Australian scientists create AI that converts brainwaves into words
text_fieldsResearchers in Australia are making strides in the field of neuroscience and artificial intelligence by developing a new system that can turn brainwaves into words.
This breakthrough AI model, created at the University of Technology Sydney (UTS), translates brain signals captured through an electroencephalogram (EEG) into readable text, effectively transforming thoughts into language.
The innovation is the result of work by PhD student Charles (Jinzhao) Zhou, alongside his supervisors Chin-Teng Lin and Dr. Leong. By using deep learning techniques, the model can detect specific brain signals and decode them into particular words.
In a demonstration, Dr. Leong wore a 128-electrode EEG cap and remained silent, yet the AI model output the sentence: "I am jumping happily, it's just me."

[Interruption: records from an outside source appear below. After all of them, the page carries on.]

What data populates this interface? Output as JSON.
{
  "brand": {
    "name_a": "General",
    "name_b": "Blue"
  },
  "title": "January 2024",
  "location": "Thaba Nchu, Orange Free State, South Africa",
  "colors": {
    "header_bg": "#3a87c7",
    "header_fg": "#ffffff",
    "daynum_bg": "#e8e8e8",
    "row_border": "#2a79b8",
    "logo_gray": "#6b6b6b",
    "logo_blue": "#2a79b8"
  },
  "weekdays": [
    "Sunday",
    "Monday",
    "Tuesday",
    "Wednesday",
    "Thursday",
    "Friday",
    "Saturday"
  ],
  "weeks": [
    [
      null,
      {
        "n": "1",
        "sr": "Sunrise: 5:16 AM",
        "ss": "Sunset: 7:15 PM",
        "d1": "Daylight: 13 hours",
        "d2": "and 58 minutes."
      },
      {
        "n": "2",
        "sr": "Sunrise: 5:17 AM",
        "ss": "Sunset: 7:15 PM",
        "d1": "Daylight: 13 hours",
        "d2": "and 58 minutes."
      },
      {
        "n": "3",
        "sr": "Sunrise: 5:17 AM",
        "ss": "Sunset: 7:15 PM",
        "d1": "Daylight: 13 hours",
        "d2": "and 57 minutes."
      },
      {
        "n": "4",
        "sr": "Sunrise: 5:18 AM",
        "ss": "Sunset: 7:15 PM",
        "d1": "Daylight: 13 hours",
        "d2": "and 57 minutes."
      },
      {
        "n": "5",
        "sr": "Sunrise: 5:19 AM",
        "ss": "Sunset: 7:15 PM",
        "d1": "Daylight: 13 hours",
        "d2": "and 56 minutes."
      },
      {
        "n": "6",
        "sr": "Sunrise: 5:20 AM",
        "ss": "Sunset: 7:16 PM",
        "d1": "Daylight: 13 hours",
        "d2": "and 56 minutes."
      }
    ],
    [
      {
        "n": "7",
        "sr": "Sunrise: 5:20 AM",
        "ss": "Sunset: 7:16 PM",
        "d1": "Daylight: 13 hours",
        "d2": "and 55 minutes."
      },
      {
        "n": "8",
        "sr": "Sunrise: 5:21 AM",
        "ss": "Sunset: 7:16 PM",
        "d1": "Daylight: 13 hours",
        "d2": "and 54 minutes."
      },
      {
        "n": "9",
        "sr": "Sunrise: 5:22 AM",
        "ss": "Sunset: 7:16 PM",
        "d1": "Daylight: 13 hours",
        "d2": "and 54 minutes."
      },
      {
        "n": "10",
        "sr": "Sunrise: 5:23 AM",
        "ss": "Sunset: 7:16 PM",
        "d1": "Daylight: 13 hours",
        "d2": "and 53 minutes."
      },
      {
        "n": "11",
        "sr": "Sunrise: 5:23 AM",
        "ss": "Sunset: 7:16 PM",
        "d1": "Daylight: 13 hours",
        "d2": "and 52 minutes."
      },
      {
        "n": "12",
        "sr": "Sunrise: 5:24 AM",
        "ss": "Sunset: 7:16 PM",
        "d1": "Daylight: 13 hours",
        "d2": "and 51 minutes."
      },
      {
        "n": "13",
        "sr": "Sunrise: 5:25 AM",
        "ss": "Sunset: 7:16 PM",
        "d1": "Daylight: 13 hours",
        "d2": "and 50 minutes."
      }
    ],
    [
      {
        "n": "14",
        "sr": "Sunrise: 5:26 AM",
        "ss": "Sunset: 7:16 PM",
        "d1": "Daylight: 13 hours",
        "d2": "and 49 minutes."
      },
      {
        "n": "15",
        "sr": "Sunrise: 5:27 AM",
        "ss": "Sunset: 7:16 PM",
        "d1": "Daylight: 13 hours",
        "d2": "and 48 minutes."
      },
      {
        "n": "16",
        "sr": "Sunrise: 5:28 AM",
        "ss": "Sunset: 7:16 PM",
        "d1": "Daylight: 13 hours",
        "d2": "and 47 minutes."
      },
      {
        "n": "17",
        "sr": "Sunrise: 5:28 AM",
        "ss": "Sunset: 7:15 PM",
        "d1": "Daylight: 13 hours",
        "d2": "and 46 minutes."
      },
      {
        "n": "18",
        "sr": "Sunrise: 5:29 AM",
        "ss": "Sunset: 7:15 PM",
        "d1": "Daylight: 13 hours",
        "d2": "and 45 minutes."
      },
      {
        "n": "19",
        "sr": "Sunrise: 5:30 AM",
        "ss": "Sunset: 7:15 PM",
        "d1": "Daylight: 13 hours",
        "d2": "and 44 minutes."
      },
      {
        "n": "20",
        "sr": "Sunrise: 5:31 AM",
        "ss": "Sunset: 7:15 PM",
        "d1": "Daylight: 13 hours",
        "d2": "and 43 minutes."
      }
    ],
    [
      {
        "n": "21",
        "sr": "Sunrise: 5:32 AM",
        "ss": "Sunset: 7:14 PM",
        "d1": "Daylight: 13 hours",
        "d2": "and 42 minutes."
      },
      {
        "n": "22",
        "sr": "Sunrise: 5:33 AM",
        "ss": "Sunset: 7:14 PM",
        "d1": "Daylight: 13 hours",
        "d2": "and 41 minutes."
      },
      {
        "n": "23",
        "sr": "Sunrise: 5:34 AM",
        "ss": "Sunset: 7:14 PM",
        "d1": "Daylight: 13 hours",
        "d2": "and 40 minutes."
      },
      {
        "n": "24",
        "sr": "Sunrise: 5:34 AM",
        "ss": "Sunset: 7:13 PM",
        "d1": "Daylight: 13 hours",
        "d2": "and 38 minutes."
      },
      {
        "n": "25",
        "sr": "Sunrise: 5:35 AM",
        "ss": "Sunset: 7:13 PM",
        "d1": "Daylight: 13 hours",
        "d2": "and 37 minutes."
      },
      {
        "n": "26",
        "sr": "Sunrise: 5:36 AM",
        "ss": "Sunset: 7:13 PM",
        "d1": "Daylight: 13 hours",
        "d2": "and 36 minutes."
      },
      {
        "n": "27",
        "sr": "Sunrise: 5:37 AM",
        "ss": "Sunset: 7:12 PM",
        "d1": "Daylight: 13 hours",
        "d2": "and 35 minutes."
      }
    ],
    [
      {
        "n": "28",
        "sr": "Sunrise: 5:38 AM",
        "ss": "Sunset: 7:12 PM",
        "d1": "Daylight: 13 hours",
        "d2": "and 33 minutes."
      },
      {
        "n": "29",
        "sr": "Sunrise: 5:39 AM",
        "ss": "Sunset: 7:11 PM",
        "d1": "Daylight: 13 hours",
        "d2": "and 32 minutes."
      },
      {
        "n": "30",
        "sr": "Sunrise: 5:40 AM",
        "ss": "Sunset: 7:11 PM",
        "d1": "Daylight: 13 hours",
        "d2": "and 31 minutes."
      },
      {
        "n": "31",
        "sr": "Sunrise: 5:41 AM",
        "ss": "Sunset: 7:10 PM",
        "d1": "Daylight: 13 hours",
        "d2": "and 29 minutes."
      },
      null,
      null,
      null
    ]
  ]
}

As reported by ABC News, the model currently operates using a limited vocabulary. This allows researchers to more accurately identify and match brainwave patterns to individual words during the early stages of development. The AI plays a critical role in distinguishing relevant signals from background noise, a complex task given that electrical activity from multiple regions of the brain tends to overlap when measured from the scalp.
Unlike Elon Musk's Neuralink, which requires surgical implants, this approach is entirely non-invasive. “We can't get very precise because with non-invasive, you can't actually put it into that part of the brain that decodes words,” said Lin, highlighting the trade-off between safety and precision.
Despite current limitations, the research holds significant promise for applications such as stroke recovery, speech therapy for autistic individuals, and restoring communication for people living with paralysis.
This project is part of a broader global movement to harness AI and EEG data to explore the brain’s functions. In a related advancement, scientists at Mass General Brigham in the U.S. recently developed an AI tool capable of predicting cognitive decline by analyzing brain activity during sleep. That tool identified 85% of future cases of cognitive deterioration with a 77% overall accuracy rate.